BellSouth supported the Verizon petition, saying it raised virtually the same argument it had raised in a similar petition. “As BellSouth demonstrated in its reply comments, there is no valid basis for the Commission to deny the relief sought,” the carrier said. Qwest observed: “Cable modem providers, the leaders in mass- market broadband, are free to do business without the Computer Inquiry restrictions and their associated costs… Qwest believes that the persistent regulatory asymmetry is contrary to the public interest and thwarts Congress’s goal of promoting the deployment of high-speed telecommunications.”

But the Information Technology Assn. of America sided against the Bell arguments, saying Verizon was seeking more than proposals the Commission has declined to adopt after looking at them in the ILEC Broadband Non-Dominance Notice and the Broadband Wireline ISP Notice. “If the Commission grants Verizon’s petition, Verizon will have the legal right to refuse to provide broadband telecommunications services -- including special access services-- to non-affiliated ISPs,” the group said. “If Verizon chooses to provide these services to non- affiliated ISPs, it would be able to do so at prices, terms, and conditions that are significantly less favorable than those on which it provides the identical services to itself and its affiliates.” ITAA said the FCC’s siding with Verizon would harm competition: “To the extent non-affiliated ISPs remain in the market, Verizon would be able to distort competition by cross-subsidizing its broadband information service offerings.”

Vonage largely repeated comments it made on the BellSouth petition. The VoIP provider said it agreed that federal telecom policy needs to be changed to address 21st century markets. “But federal broadband policy should be developed according to a holistic plan, and -- absent exigent circumstances -- not from a haphazard series of waivers and ad hoc exemptions from existing rules.”

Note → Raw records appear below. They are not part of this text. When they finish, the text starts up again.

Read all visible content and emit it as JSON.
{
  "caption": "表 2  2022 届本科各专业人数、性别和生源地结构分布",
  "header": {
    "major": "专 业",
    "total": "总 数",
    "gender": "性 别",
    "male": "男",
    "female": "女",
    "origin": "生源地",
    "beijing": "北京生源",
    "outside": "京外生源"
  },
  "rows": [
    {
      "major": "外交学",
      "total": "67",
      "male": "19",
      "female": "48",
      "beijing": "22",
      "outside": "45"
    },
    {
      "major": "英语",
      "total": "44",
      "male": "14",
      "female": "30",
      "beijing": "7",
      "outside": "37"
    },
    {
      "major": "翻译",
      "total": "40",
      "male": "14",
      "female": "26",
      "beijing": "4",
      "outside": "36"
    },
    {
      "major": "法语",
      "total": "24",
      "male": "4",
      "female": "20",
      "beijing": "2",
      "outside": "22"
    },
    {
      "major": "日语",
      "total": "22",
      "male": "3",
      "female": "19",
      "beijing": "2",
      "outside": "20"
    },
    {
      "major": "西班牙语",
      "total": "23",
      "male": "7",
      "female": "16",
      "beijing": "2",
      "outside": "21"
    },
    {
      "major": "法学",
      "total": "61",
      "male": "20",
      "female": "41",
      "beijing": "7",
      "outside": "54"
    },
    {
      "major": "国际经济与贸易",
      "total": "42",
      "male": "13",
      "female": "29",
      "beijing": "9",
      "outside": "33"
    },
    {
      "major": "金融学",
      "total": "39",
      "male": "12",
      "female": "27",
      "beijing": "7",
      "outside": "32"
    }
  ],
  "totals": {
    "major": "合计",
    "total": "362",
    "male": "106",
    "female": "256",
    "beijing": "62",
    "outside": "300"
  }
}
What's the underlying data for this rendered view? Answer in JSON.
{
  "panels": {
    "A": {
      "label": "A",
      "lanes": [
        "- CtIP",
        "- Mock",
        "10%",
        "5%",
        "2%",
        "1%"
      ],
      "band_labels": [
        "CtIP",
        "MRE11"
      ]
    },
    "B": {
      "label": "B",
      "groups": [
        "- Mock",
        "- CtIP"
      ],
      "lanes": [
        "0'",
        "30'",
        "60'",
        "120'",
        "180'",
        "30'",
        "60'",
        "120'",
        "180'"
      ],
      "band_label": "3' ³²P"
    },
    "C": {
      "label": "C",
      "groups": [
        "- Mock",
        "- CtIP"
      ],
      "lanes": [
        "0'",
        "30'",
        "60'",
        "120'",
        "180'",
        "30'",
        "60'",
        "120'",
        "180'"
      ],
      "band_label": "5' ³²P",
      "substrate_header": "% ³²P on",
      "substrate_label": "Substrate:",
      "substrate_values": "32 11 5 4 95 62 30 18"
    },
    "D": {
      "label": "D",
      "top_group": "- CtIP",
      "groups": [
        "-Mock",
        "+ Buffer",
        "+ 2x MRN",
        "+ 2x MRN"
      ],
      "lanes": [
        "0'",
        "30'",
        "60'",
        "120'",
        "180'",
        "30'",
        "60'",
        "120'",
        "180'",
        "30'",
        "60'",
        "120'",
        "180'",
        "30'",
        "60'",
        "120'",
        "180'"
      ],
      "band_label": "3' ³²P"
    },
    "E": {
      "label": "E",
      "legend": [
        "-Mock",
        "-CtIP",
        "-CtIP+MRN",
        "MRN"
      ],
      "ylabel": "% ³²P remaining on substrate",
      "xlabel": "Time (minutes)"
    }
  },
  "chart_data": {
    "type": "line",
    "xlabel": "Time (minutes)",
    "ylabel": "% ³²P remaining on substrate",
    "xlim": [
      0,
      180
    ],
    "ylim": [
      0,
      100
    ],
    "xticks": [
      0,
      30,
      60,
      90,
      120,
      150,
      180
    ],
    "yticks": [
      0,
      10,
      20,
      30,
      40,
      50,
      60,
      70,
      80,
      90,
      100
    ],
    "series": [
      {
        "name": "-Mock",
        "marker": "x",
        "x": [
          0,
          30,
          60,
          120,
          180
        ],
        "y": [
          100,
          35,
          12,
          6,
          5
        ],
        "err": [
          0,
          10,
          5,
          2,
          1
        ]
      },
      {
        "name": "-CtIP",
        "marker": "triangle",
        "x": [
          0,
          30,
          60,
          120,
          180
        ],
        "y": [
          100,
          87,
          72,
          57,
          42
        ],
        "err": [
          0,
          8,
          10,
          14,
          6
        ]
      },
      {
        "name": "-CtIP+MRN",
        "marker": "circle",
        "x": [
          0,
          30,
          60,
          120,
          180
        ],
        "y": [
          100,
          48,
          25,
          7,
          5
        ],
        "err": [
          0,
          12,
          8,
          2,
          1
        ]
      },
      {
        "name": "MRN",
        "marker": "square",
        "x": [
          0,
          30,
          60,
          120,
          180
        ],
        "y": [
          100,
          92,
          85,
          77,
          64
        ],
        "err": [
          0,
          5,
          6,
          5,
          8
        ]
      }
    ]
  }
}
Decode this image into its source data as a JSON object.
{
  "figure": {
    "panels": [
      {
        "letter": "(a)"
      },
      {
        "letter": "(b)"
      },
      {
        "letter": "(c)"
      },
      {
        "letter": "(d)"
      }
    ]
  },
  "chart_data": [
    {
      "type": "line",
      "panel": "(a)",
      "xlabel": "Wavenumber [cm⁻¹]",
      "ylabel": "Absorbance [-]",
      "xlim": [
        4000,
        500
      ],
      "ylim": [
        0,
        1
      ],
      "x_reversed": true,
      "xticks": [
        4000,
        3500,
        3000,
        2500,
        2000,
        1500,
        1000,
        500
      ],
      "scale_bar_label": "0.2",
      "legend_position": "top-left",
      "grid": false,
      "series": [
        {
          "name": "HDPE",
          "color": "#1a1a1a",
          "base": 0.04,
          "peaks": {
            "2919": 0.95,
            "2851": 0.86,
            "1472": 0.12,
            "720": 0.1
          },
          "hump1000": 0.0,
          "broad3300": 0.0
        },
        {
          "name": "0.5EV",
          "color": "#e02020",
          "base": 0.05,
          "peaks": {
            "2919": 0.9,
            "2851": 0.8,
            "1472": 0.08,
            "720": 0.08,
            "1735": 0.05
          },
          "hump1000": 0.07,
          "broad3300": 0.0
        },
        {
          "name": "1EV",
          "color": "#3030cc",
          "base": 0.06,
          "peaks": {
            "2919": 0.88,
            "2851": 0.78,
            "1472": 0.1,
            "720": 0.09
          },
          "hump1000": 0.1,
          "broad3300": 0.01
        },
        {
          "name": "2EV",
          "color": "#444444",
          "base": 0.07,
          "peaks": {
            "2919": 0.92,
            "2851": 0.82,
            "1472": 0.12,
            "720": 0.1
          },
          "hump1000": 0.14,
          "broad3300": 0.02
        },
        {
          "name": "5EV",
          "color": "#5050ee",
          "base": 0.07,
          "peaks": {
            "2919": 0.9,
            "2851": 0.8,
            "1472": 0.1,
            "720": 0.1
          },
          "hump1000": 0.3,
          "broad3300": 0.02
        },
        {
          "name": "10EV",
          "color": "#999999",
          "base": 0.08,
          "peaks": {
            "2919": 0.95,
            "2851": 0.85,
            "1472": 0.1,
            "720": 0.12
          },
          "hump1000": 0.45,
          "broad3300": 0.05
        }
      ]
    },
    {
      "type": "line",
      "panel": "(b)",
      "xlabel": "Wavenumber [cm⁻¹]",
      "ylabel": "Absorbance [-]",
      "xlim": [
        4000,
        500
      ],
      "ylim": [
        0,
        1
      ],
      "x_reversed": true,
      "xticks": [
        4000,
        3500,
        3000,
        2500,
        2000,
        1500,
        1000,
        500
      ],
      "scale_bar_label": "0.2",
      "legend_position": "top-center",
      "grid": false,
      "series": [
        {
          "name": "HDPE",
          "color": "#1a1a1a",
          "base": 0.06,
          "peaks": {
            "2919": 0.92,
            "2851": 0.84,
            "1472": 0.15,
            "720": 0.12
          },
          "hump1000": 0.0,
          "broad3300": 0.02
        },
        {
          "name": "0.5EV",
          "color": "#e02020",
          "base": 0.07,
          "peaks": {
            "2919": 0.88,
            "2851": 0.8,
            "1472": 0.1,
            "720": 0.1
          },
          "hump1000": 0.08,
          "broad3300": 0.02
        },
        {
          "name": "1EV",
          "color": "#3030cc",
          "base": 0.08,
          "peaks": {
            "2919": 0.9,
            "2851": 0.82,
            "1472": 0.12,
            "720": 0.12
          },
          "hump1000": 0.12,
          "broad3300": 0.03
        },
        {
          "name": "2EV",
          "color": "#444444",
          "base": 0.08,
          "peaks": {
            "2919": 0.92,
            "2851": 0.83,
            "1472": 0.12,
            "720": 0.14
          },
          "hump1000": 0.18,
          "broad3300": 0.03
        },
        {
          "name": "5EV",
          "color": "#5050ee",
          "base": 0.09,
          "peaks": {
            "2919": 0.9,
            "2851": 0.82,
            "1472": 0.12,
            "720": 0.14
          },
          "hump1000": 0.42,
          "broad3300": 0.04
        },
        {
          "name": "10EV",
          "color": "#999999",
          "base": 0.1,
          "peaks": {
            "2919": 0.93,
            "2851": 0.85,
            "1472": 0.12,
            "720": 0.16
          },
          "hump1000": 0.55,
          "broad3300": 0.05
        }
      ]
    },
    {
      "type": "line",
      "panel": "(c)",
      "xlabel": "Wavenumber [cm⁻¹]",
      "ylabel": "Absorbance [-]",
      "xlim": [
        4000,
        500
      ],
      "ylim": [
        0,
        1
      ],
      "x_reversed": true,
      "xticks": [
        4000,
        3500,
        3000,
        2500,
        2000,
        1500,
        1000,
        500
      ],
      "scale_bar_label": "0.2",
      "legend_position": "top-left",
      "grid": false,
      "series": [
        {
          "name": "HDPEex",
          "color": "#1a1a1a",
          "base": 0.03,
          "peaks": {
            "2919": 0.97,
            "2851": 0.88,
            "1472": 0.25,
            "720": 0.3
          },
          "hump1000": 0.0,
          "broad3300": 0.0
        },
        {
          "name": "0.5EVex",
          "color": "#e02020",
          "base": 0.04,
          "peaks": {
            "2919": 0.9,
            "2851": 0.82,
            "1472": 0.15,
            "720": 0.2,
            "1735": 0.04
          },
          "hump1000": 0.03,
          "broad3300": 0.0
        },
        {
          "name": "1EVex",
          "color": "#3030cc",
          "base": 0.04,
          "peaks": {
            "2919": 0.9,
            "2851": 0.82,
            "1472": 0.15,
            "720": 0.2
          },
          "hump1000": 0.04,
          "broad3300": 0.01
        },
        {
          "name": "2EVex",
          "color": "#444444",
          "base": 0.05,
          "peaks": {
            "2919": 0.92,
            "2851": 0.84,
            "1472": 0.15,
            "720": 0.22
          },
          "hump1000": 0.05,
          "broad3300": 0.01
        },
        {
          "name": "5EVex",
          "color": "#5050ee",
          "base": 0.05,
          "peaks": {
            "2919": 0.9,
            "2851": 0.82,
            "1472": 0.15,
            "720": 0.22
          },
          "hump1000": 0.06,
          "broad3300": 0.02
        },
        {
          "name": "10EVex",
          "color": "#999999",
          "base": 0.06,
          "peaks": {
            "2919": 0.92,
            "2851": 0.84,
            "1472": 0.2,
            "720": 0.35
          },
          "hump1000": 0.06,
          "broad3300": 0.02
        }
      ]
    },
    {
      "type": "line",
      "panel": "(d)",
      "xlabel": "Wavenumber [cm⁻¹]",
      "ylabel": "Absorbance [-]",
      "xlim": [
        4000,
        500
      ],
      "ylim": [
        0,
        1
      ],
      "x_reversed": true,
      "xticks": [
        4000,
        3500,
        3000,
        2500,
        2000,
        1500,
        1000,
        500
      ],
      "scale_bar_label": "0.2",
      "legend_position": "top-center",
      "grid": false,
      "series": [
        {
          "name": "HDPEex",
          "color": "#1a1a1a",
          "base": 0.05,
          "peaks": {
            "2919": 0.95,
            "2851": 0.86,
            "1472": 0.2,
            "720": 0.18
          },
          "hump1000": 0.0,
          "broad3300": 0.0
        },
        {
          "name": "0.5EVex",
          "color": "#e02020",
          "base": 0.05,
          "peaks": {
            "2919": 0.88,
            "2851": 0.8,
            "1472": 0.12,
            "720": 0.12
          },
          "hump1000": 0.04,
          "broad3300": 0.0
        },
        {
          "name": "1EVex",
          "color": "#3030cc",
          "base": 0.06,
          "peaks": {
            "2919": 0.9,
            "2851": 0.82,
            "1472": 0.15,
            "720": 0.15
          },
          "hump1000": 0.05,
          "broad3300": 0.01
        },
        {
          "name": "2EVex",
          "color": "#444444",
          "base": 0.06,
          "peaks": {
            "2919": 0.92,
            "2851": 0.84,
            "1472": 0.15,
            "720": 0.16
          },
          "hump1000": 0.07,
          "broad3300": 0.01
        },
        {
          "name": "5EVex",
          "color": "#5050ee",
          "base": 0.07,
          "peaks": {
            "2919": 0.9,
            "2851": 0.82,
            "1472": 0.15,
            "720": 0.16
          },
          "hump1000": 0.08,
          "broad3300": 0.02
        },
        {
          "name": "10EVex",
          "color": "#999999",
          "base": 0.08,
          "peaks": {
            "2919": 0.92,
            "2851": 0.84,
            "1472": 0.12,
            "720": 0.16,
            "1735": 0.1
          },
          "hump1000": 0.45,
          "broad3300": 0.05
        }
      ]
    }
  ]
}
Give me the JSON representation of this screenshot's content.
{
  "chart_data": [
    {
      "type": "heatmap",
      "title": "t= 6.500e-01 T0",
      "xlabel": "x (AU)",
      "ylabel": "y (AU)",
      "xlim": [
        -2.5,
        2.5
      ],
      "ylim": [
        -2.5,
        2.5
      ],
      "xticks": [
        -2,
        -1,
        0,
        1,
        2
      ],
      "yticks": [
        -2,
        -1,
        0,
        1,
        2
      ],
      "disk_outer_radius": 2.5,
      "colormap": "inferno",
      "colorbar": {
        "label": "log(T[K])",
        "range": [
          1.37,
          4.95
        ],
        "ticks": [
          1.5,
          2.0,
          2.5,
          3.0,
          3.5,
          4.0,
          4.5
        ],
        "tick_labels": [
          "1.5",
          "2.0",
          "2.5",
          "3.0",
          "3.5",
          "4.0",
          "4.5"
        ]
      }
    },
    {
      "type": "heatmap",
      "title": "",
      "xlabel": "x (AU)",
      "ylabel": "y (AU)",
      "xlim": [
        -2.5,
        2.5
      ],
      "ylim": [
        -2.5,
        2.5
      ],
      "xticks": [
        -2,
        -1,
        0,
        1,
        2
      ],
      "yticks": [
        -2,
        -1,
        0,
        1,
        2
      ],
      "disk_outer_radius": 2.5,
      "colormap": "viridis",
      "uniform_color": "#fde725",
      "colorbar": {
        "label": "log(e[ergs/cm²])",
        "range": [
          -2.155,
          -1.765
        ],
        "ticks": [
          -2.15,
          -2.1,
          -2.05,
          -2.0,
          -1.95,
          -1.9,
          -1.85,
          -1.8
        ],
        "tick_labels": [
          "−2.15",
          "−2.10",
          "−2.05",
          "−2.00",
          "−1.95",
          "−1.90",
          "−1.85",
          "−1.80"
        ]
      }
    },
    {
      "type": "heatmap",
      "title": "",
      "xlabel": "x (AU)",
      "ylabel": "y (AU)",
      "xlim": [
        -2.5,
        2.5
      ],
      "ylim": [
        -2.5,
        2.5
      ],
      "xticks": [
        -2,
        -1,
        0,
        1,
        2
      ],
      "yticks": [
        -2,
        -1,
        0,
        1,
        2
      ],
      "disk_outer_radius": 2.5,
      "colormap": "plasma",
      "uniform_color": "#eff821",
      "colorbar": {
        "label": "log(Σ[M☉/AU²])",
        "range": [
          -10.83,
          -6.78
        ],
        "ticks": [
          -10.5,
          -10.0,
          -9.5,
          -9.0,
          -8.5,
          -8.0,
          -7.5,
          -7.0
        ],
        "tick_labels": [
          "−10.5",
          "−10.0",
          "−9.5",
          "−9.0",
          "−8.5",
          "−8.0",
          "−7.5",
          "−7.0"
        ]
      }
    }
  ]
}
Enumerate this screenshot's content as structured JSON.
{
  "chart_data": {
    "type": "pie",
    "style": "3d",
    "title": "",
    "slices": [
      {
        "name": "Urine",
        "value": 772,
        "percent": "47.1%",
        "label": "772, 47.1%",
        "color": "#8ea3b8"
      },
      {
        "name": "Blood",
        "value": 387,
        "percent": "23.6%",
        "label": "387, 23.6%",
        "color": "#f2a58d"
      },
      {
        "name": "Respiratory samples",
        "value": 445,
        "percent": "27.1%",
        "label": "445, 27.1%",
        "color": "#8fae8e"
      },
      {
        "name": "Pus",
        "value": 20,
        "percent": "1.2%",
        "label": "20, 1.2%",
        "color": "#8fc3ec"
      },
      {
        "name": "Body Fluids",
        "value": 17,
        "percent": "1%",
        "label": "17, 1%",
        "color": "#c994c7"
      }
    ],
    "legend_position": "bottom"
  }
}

A group of CLECs led by Closecall America, CTC Communications and FDN Communications, said Verizon lacked credibility in claiming that economic realities will lead it to offer wholesale service at competition prices.

“Why is Verizon fighting so hard to be relieved of its obligation to provide wholesale services if it intends to continue proving such services anyway?” the CLECs ask. “In the retail residential market, there is at most a duopoly for the provision of high-speed Internet access service, and the Commission has recognized that duopoly competition is insufficient to replace regulation to assure that rates for service are reasonable and nondiscriminatory.”